The Conference Board's Employment Trends Index (ETI) gained to 128.13 in June from a downwardly revised 126.42 in May, and is up 1.8% from a year ago, the group announced Monday.
The May number was originally reported as 126.81.
"The Employment Trends Index has been moving sideways in the first half of 2016, suggesting only moderate job growth in the coming months," said Gad Levanon, Managing Director of Macroeconomic and Labor Market Research at The Conference Board. "In such an uncertain political and economic environment, U.S. businesses, which in total have been experiencing shrinking profits for over a year, are unlikely to rapidly expand their payrolls."
The rise in ETI was driven by positive contributions from all eight components.

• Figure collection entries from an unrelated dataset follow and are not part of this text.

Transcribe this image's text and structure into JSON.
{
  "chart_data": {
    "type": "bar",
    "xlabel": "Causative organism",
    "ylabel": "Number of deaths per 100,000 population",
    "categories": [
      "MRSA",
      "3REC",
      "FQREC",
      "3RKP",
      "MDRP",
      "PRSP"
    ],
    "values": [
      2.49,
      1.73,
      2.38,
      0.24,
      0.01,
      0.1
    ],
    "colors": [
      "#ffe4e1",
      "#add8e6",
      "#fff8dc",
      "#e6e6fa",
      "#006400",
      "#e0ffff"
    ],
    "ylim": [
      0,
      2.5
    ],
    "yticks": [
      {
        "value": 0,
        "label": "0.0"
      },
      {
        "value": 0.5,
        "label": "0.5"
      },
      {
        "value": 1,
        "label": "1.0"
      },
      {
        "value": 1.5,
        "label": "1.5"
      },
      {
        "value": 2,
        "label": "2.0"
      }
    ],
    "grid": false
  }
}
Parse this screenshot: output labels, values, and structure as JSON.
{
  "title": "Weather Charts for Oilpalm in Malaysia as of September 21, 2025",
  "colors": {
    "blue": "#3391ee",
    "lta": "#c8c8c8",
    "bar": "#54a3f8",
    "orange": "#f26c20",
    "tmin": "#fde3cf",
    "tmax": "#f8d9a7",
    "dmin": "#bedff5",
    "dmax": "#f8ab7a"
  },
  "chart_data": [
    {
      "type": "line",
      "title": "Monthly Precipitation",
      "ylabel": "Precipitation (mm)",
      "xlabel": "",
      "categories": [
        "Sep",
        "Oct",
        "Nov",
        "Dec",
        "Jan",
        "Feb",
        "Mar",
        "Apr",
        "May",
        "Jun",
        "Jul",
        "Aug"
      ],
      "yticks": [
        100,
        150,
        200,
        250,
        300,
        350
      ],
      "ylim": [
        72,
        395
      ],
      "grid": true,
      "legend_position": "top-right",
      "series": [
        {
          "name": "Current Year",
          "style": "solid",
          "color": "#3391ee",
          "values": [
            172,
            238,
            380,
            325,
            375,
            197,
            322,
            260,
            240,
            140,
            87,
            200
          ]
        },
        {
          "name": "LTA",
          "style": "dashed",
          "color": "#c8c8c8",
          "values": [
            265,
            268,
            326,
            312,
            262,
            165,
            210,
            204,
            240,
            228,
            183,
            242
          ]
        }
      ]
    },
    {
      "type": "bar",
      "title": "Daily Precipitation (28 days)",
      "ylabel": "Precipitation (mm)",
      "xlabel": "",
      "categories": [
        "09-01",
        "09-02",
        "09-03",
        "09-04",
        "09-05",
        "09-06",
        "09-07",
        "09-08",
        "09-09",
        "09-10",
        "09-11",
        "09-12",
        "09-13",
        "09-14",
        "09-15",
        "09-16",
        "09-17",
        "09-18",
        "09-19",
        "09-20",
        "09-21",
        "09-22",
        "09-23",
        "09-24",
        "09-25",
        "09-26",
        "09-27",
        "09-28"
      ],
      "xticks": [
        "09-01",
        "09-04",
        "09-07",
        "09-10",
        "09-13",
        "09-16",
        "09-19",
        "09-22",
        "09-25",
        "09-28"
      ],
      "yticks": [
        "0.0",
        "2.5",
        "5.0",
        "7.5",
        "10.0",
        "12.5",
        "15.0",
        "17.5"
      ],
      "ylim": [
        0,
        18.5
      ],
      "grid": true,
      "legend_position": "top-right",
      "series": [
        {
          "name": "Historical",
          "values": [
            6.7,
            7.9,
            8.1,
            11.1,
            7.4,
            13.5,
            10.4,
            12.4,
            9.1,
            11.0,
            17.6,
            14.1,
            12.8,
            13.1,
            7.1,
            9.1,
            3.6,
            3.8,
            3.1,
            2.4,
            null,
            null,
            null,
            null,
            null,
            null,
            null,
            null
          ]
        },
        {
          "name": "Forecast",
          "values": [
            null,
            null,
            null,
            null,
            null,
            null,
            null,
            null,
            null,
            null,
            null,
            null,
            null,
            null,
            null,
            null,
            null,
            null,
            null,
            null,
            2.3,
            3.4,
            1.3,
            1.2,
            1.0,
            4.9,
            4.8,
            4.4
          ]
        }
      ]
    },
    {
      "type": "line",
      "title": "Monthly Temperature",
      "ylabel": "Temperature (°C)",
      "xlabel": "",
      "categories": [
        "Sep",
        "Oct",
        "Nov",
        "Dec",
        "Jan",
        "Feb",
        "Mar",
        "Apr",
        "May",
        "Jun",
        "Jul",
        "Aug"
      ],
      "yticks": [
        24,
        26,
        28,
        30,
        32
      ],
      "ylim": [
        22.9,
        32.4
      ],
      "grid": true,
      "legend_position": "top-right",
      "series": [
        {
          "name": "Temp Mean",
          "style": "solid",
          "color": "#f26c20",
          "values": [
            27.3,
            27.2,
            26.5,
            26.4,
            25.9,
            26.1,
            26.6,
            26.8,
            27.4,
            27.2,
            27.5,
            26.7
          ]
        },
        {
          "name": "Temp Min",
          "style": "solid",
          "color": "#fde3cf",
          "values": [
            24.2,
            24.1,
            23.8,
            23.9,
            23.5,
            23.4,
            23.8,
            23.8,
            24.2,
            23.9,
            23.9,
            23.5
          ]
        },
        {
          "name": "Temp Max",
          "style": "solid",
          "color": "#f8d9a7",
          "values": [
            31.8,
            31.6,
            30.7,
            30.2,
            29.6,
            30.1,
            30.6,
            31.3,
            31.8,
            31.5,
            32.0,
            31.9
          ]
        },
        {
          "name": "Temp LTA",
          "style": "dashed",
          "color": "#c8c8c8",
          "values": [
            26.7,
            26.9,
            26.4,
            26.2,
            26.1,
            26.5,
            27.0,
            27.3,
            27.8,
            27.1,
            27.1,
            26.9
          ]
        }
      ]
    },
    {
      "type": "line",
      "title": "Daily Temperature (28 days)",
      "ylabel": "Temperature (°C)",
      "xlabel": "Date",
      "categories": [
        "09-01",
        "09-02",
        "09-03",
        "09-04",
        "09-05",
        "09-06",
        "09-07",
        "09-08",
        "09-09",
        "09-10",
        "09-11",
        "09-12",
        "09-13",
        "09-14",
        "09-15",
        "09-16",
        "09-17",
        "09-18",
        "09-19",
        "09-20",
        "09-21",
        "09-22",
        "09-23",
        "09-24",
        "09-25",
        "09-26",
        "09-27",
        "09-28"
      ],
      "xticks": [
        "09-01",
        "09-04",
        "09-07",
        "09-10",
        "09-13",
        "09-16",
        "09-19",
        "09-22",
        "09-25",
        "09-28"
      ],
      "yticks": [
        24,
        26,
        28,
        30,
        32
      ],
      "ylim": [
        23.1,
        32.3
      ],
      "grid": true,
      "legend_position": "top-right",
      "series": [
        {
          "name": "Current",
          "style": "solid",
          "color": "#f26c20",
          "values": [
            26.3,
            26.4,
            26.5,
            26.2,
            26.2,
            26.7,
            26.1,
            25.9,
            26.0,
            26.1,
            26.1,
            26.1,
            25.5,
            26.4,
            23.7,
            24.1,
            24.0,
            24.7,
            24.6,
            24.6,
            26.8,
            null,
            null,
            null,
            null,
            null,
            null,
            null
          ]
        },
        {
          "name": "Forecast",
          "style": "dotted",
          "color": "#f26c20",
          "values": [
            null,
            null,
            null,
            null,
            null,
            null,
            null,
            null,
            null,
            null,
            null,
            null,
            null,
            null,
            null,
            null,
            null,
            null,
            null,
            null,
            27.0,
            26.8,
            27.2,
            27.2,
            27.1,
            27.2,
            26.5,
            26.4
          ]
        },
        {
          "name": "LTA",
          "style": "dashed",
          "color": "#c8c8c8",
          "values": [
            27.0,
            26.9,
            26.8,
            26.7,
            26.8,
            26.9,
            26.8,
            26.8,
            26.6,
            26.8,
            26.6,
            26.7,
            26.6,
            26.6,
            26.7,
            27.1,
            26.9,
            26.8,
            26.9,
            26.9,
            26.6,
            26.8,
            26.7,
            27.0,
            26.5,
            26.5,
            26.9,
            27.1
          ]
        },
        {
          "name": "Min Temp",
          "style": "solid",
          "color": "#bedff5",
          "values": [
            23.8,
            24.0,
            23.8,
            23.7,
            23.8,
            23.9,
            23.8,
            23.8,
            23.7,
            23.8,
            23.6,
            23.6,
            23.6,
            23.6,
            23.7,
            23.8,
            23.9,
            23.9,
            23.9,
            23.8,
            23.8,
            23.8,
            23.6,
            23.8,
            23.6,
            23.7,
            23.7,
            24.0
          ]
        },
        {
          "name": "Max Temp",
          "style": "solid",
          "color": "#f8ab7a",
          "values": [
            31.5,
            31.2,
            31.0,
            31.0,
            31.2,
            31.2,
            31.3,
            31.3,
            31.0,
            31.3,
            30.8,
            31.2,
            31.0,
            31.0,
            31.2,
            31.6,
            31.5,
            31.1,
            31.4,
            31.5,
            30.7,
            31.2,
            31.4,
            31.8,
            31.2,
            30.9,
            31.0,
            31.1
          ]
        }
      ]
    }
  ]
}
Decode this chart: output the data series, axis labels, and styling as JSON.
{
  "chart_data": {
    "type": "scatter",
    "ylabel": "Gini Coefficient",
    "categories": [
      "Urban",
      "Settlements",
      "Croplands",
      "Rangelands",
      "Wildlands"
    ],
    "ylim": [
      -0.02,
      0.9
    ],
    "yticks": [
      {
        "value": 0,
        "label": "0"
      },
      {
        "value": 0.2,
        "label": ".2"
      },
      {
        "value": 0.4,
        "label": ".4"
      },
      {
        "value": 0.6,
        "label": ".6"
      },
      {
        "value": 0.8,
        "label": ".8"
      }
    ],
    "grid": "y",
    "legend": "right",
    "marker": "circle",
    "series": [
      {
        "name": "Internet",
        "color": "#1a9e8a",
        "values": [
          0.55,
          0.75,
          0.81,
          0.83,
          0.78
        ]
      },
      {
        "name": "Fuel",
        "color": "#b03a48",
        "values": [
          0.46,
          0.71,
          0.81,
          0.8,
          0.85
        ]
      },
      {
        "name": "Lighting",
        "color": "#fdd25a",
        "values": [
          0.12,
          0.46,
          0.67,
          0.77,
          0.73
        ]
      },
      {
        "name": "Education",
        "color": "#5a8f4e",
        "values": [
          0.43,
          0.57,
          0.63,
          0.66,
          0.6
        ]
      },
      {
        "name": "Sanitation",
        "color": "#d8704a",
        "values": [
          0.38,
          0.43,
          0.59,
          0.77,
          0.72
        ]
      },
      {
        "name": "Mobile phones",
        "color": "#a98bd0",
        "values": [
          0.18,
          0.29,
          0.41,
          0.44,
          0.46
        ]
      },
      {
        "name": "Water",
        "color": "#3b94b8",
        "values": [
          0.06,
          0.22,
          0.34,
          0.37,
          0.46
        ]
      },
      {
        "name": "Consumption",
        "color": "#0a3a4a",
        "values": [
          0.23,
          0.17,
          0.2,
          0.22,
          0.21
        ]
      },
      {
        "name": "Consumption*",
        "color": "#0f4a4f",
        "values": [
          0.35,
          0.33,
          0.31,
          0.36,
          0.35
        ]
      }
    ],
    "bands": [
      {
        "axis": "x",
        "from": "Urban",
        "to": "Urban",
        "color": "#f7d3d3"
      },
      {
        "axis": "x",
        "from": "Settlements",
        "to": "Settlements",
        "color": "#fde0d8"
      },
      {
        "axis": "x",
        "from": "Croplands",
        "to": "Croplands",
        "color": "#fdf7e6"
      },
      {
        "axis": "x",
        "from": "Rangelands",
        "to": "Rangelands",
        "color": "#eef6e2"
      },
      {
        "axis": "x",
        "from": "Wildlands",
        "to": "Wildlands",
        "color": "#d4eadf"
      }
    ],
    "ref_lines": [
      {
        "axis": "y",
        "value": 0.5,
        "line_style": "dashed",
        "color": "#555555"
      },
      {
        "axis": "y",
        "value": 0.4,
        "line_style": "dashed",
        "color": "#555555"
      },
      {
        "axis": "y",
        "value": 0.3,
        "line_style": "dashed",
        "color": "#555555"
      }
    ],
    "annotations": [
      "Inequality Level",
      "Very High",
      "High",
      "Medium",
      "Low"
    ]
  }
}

The increasing indicators — from the largest contributor to the smallest — were ratio of involuntarily part-time to all part-time workers, initial claims for unemployment insurance, percentage of respondents who say they find "jobs hard to get," percentage of firms with positions not able to fill right now, real manufacturing and trade sales, number of employees hired by the temporary-help industry, industrial production, and job openings, according to the Conference Board.
The ETI aggregates eight labor-market indicators, each of which has proven accurate in its own area. Aggregating individual indicators into a composite index filters out so-called "noise" to show underlying trends more clearly.